Pelunasan Haji 2026, Rincian Komponen Biaya Haji 54 Juta

DPR RI dan Pemerintah resmi menyepakati rata-rata Biaya Perjalanan Ibadah Haji (Bipih) 2026 sebesar Rp 54.193.806. Simak rincian komponen dan penggunaannya di sini.

DPR RI bersama Pemerintah telah resmi menyepakati rata-rata Biaya Perjalanan Ibadah Haji (Bipih) tahun 1447 H / 2026 M sebesar Rp54.193.806. Angka ini merupakan biaya riil yang dibayarkan langsung oleh jemaah haji untuk membiayai keberangkatan mereka ke tanah suci.

Informasi resmi yang dirilis oleh Badan Pengelola Keuangan Haji (BPKH) ini menjadi acuan penting bagi para jemaah yang masuk dalam kuota keberangkatan tahun ini untuk mempersiapkan dana pelunasan.

Dari Mana Asal Dana Bipih Rp 54 Juta Tersebut?

Total biaya rata-rata sebesar Rp 54.193.806 yang dibebankan kepada jemaah ini dibentuk dari tiga komponen utama, yaitu:

  • Setoran Awal Jemaah: Sebesar Rp25.000.000 yang sudah dibayarkan saat pertama kali mendaftar nomor porsi haji.
  • Nilai Manfaat Virtual Account: Nilai kembangkan dari dana haji jemaah yang bisa dicek langsung secara berkala melalui aplikasi BPKH Apps.
  • Biaya Pelunasan oleh Jemaah: Sisa biaya yang wajib dibayarkan jemaah setelah dikurangi setoran awal dan nilai manfaat virtual account sesuai dengan ketentuan yang berlaku.

Rincian Penggunaan Alokasi Dana Bipih 2026

Seluruh dana Bipih yang disetorkan jemaah akan digunakan secara transparan untuk membiayai kebutuhan personal jemaah selama operasional haji berlangsung.

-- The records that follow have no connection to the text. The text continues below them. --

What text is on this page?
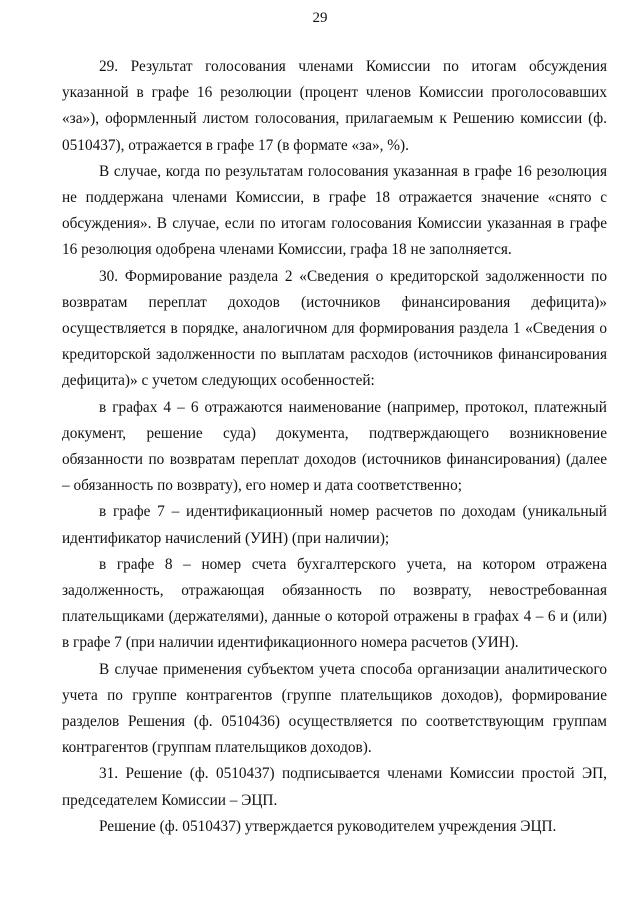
29

29. Результат голосования членами Комиссии по итогам обсуждения указанной в графе 16 резолюции (процент членов Комиссии проголосовавших «за»), оформленный листом голосования, прилагаемым к Решению комиссии (ф. 0510437), отражается в графе 17 (в формате «за», %).

В случае, когда по результатам голосования указанная в графе 16 резолюция не поддержана членами Комиссии, в графе 18 отражается значение «снято с обсуждения». В случае, если по итогам голосования Комиссии указанная в графе 16 резолюция одобрена членами Комиссии, графа 18 не заполняется.

30. Формирование раздела 2 «Сведения о кредиторской задолженности по возвратам переплат доходов (источников финансирования дефицита)» осуществляется в порядке, аналогичном для формирования раздела 1 «Сведения о кредиторской задолженности по выплатам расходов (источников финансирования дефицита)» с учетом следующих особенностей:

в графах 4 – 6 отражаются наименование (например, протокол, платежный документ, решение суда) документа, подтверждающего возникновение обязанности по возвратам переплат доходов (источников финансирования) (далее – обязанность по возврату), его номер и дата соответственно;

в графе 7 – идентификационный номер расчетов по доходам (уникальный идентификатор начислений (УИН) (при наличии);

в графе 8 – номер счета бухгалтерского учета, на котором отражена задолженность, отражающая обязанность по возврату, невостребованная плательщиками (держателями), данные о которой отражены в графах 4 – 6 и (или) в графе 7 (при наличии идентификационного номера расчетов (УИН).

В случае применения субъектом учета способа организации аналитического учета по группе контрагентов (группе плательщиков доходов), формирование разделов Решения (ф. 0510436) осуществляется по соответствующим группам контрагентов (группам плательщиков доходов).

31. Решение (ф. 0510437) подписывается членами Комиссии простой ЭП, председателем Комиссии – ЭЦП.

Решение (ф. 0510437) утверждается руководителем учреждения ЭЦП.
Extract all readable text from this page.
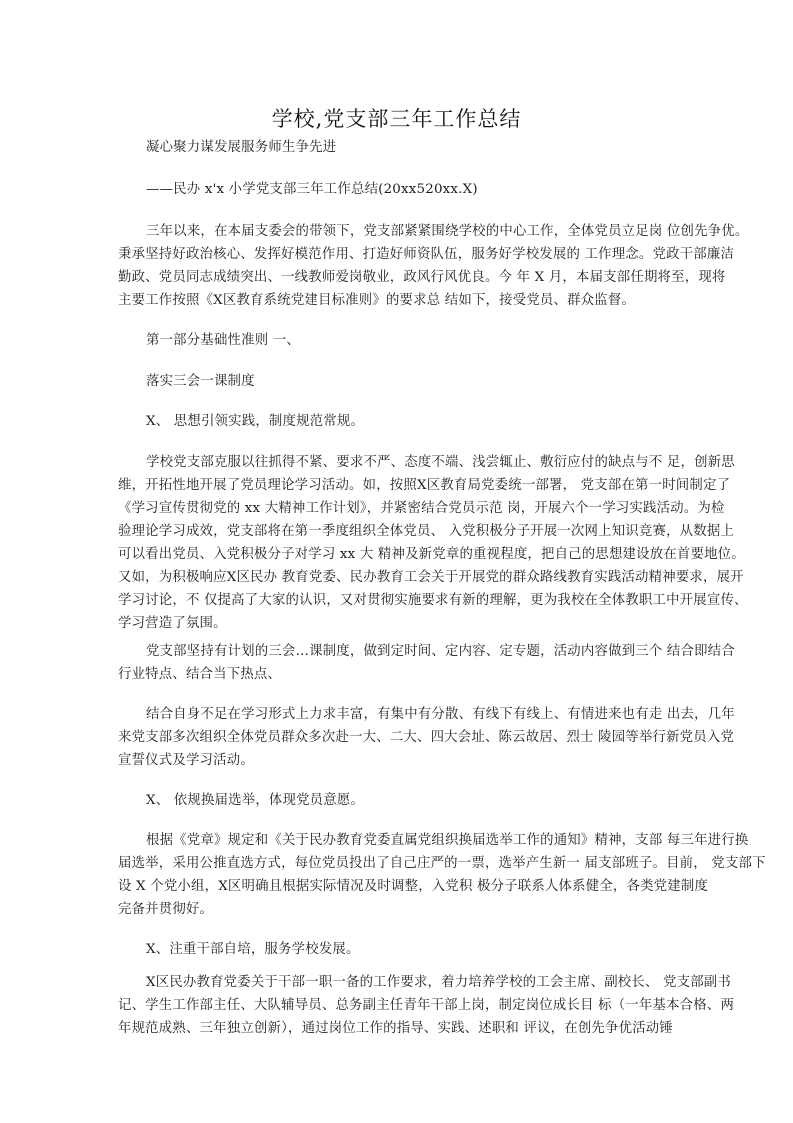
学校,党支部三年工作总结
凝心聚力谋发展服务师生争先进
——民办 x'x 小学党支部三年工作总结(20xx520xx.X)
三年以来，在本届支委会的带领下，党支部紧紧围绕学校的中心工作，全体党员立足岗 位创先争优。
秉承坚持好政治核心、发挥好模范作用、打造好师资队伍，服务好学校发展的 工作理念。党政干部廉洁
勤政、党员同志成绩突出、一线教师爱岗敬业，政风行风优良。今 年 X 月，本届支部任期将至，现将
主要工作按照《X区教育系统党建目标准则》的要求总 结如下，接受党员、群众监督。
第一部分基础性准则 一、
落实三会一课制度
X、 思想引领实践，制度规范常规。
学校党支部克服以往抓得不紧、要求不严、态度不端、浅尝辄止、敷衍应付的缺点与不 足，创新思
维，开拓性地开展了党员理论学习活动。如，按照X区教育局党委统一部署， 党支部在第一时间制定了
《学习宣传贯彻党的 xx 大精神工作计划》，并紧密结合党员示范 岗，开展六个一学习实践活动。为检
验理论学习成效，党支部将在第一季度组织全体党员、 入党积极分子开展一次网上知识竞赛，从数据上
可以看出党员、入党积极分子对学习 xx 大 精神及新党章的重视程度，把自己的思想建设放在首要地位。
又如，为积极响应X区民办 教育党委、民办教育工会关于开展党的群众路线教育实践活动精神要求，展开
学习讨论，不 仅提高了大家的认识，又对贯彻实施要求有新的理解，更为我校在全体教职工中开展宣传、
学习营造了氛围。
党支部坚持有计划的三会…课制度，做到定时间、定内容、定专题，活动内容做到三个 结合即结合
行业特点、结合当下热点、
结合自身不足在学习形式上力求丰富，有集中有分散、有线下有线上、有情进来也有走 出去，几年
来党支部多次组织全体党员群众多次赴一大、二大、四大会址、陈云故居、烈士 陵园等举行新党员入党
宣誓仪式及学习活动。
X、 依规换届选举，体现党员意愿。
根据《党章》规定和《关于民办教育党委直属党组织换届选举工作的通知》精神，支部 每三年进行换
届选举，采用公推直选方式，每位党员投出了自己庄严的一票，选举产生新一 届支部班子。目前， 党支部下
设 X 个党小组，X区明确且根据实际情况及时调整，入党积 极分子联系人体系健全，各类党建制度
完备并贯彻好。
X、注重干部自培，服务学校发展。
X区民办教育党委关于干部一职一备的工作要求，着力培养学校的工会主席、副校长、 党支部副书
记、学生工作部主任、大队辅导员、总务副主任青年干部上岗，制定岗位成长目 标（一年基本合格、两
年规范成熟、三年独立创新），通过岗位工作的指导、实践、述职和 评议，在创先争优活动锤
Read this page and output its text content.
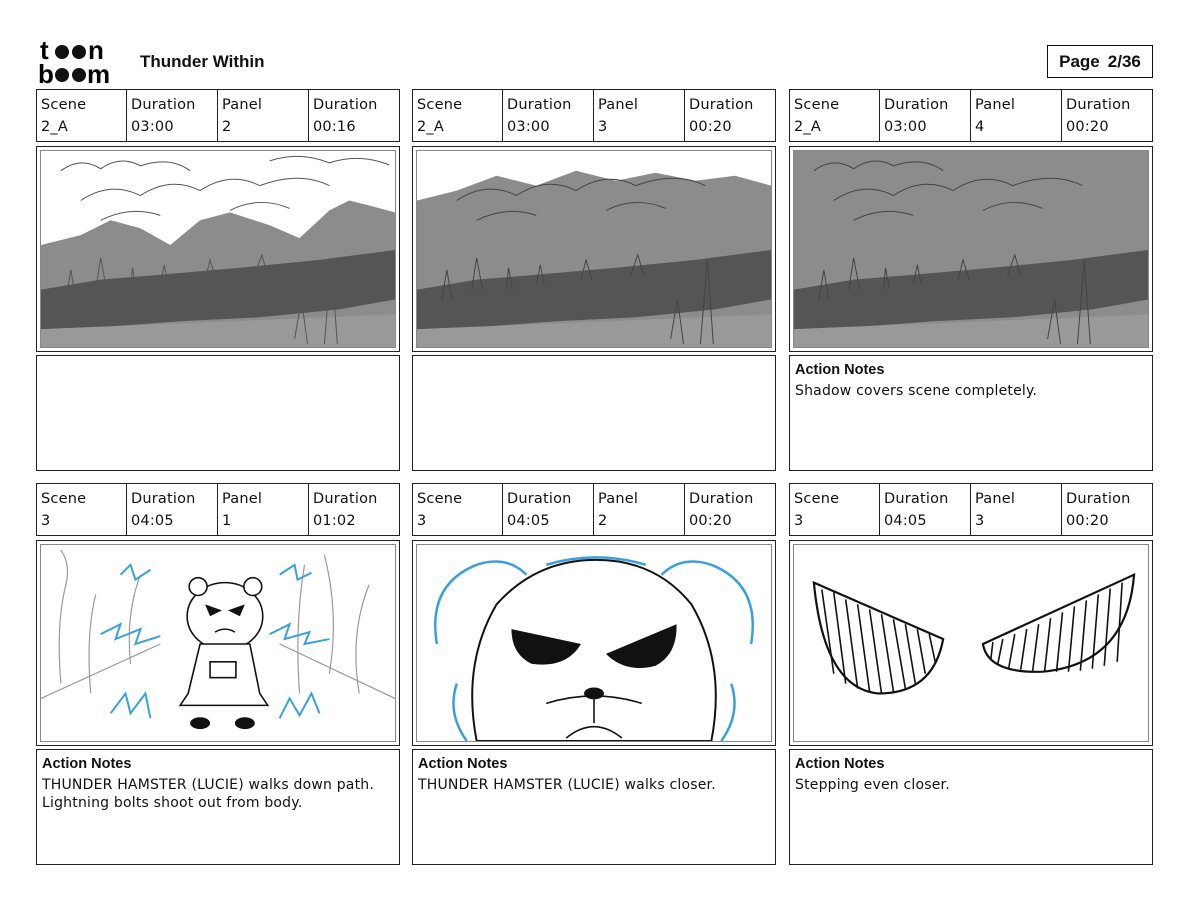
t n
b m Thunder Within	Page 2/36
Scene
2_A
Duration
03:00
Panel
2
Duration
00:16
Scene
2_A
Duration
03:00
Panel
3
Duration
00:20
Scene
2_A
Duration
03:00
Panel
4
Duration
00:20
Action Notes
Shadow covers scene completely.
Scene
3
Duration
04:05
Panel
1
Duration
01:02
Action Notes
THUNDER HAMSTER (LUCIE) walks down path. Lightning bolts shoot out from body.
Scene
3
Duration
04:05
Panel
2
Duration
00:20
Action Notes
THUNDER HAMSTER (LUCIE) walks closer.
Scene
3
Duration
04:05
Panel
3
Duration
00:20
Action Notes
Stepping even closer.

Berikut adalah tabel rincian penggunaan dana Bipih 2026:

Komponen PenggunaanAlokasi Dana (Rp)
Penerbangan (Pulang-Pergi)Rp32.912.885
Akomodasi MakkahRp14.108.921
Akomodasi MadinahRp3.872.000
Living Cost (Biaya Hidup)Rp3.300.000

Komponen biaya terbesar dalam Bipih 2026 adalah tiket penerbangan PP yang mencapai Rp32,9 juta, disusul oleh akomodasi di Makkah sebesar Rp14,1 juta.

Sementara itu, jemaah juga akan mendapatkan uang saku (living cost) tunai sebesar Rp3,3 juta untuk bekal selama di sana.

Siapkan Pelunasan Melalui Aplikasi Resmi

Kesepakatan angka Bipih ini didasarkan pada hasil Rapat Kerja Panitia Kerja (Raker Panja) DPR RI bersama Pemerintah. Bagi kita atau anggota keluarga yang menjadi calon jemaah haji 2026, sangat disarankan untuk segera mengunduh BPKH Apps.

Melalui aplikasi tersebut, kita bisa memantau saldo Virtual Account masing-masing guna menghitung secara pasti sisa biaya pelunasan yang harus disetorkan ke bank penerima setoran. Selamat mempersiapkan perjalanan suci menuju baitullah.